What Pearson, Spearman, and Kendall correlation coefficients are

How to use SciPy, NumPy, and pandas correlation functions
How to visualize data, regression lines, and correlation matrices with Matplot

1. Negative correlation (red dots): In the plot on the left, the y values tend
as the x values increase.
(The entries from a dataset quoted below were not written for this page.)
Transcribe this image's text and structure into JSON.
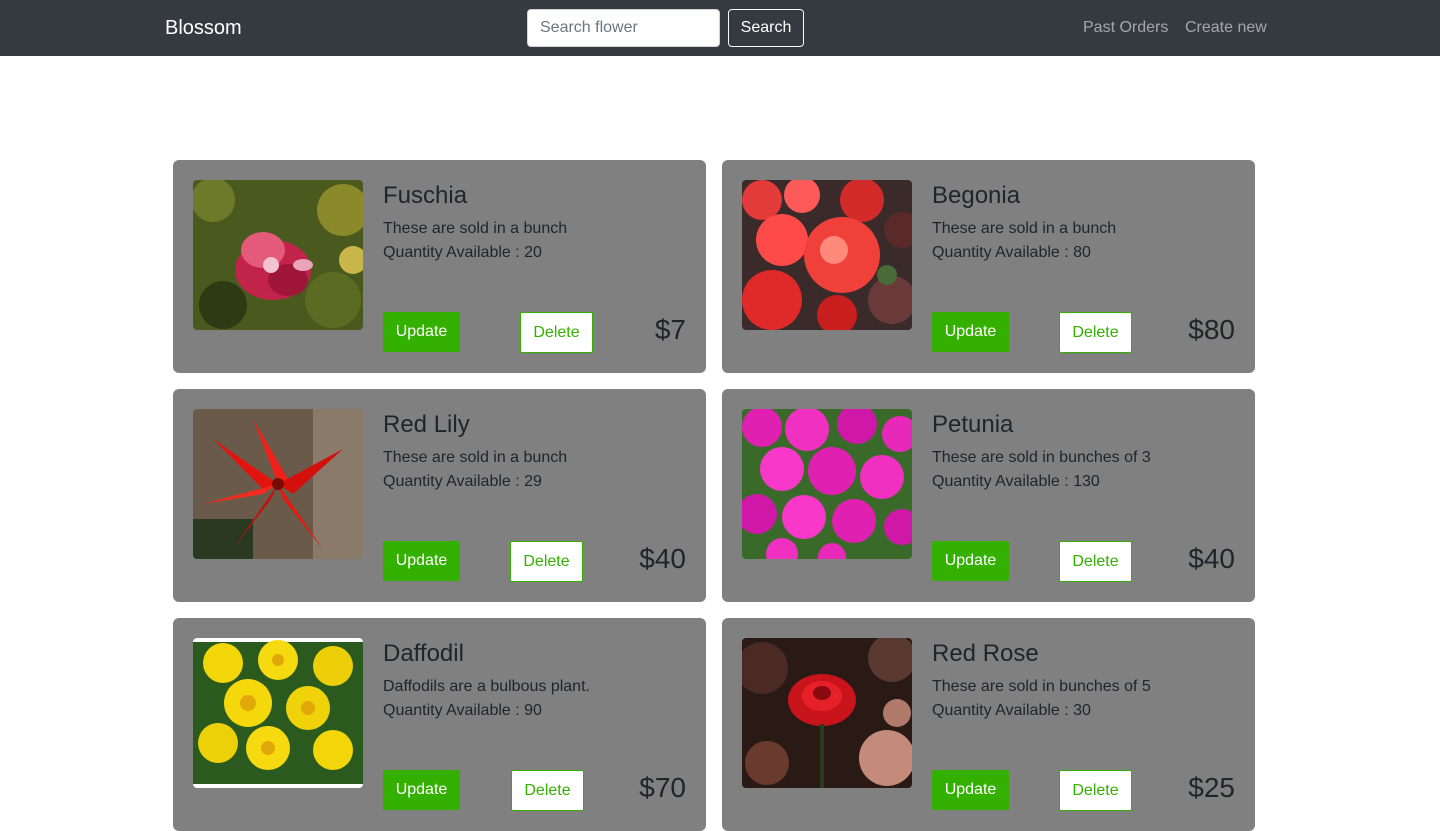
{
  "navbar": {
    "brand": "Blossom",
    "search_placeholder": "Search flower",
    "search_button": "Search",
    "links": [
      "Past Orders",
      "Create new"
    ]
  },
  "buttons": {
    "update": "Update",
    "delete": "Delete"
  },
  "products": [
    {
      "name": "Fuschia",
      "description": "These are sold in a bunch",
      "quantity": "Quantity Available : 20",
      "price": "$7",
      "image": "fuschia-photo"
    },
    {
      "name": "Begonia",
      "description": "These are sold in a bunch",
      "quantity": "Quantity Available : 80",
      "price": "$80",
      "image": "begonia-photo"
    },
    {
      "name": "Red Lily",
      "description": "These are sold in a bunch",
      "quantity": "Quantity Available : 29",
      "price": "$40",
      "image": "red-lily-photo"
    },
    {
      "name": "Petunia",
      "description": "These are sold in bunches of 3",
      "quantity": "Quantity Available : 130",
      "price": "$40",
      "image": "petunia-photo"
    },
    {
      "name": "Daffodil",
      "description": "Daffodils are a bulbous plant.",
      "quantity": "Quantity Available : 90",
      "price": "$70",
      "image": "daffodil-photo"
    },
    {
      "name": "Red Rose",
      "description": "These are sold in bunches of 5",
      "quantity": "Quantity Available : 30",
      "price": "$25",
      "image": "red-rose-photo"
    }
  ],
  "colors": {
    "navbar_bg": "#343a40",
    "card_bg": "#808080",
    "accent_green": "#33b000"
  }
}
This shows strong negative correlation, which o
large values of one feature correspond to small values of the other, and v

2.Weak or no correlation (green dots): The plot in the middle shows no obv
trend. This is a form of weak correlation, which occurs when an assoc
between two features is not obvious or is hardly observable.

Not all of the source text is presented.